Archive of UserLand's first discussion group, started October 5, 1998.

Re: Because...

Author:William Crim
Posted:8/24/2000; 7:23:03 PM
Topic:Next survey: Are you an open source developer?
Msg #:20143 (In response to 20117)
Prev/Next:20142 / 20144

Bret, you can't destroy the free market unless you are the government, even then its not easy.

Price is a factor in a free market. It can destroy your ability to sell software, but the market for software survives irregardless of your ability to sell software.

Yes compilers are complicated, but they are less complicated than an OS, and there are several of those. Many companies make compilers for many different processors that gcc also supports. People buy them. My current employer has bought compilers and whole development environments that could have been done on gcc. However gcc doesn't optimize code the way we need it to, doesn't have a nice interface, and so they are willing to shell out literally thousands to buy compilers and IDEs. However PC users and programmers really don't often care that their compiler is 5-10% less efficient than "Commercial Offering X" because they don't care about the difference.

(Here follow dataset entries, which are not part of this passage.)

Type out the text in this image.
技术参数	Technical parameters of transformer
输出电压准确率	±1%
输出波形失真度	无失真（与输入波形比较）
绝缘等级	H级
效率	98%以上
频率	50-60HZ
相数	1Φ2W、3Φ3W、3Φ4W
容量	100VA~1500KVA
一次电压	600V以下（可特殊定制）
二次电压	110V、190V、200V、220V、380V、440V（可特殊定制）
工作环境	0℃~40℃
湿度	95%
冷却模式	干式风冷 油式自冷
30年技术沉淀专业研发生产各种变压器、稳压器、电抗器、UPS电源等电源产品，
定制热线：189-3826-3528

It is only unethical to destroy worthy businesses through means other than competition. gcc competes fairly in the compiler marketplace, it doesn't stop you from using another compiler, it doesn't prevent you from writting a new compiler, it doesn't have any lock-in(or even significant barrier) to prevent you from using another compiler on a system that gcc is included with. It does prevent you from using gcc as your basis for non-GPLed compiler however.

As you might recall egcs and pgcc both forked from gcc in competition over slow growth in features. The same with emacs. The same with the Linux libc. The egcs/gcc eventually got sorted out, as did Linux libc, emacs however I think is still split(not sure).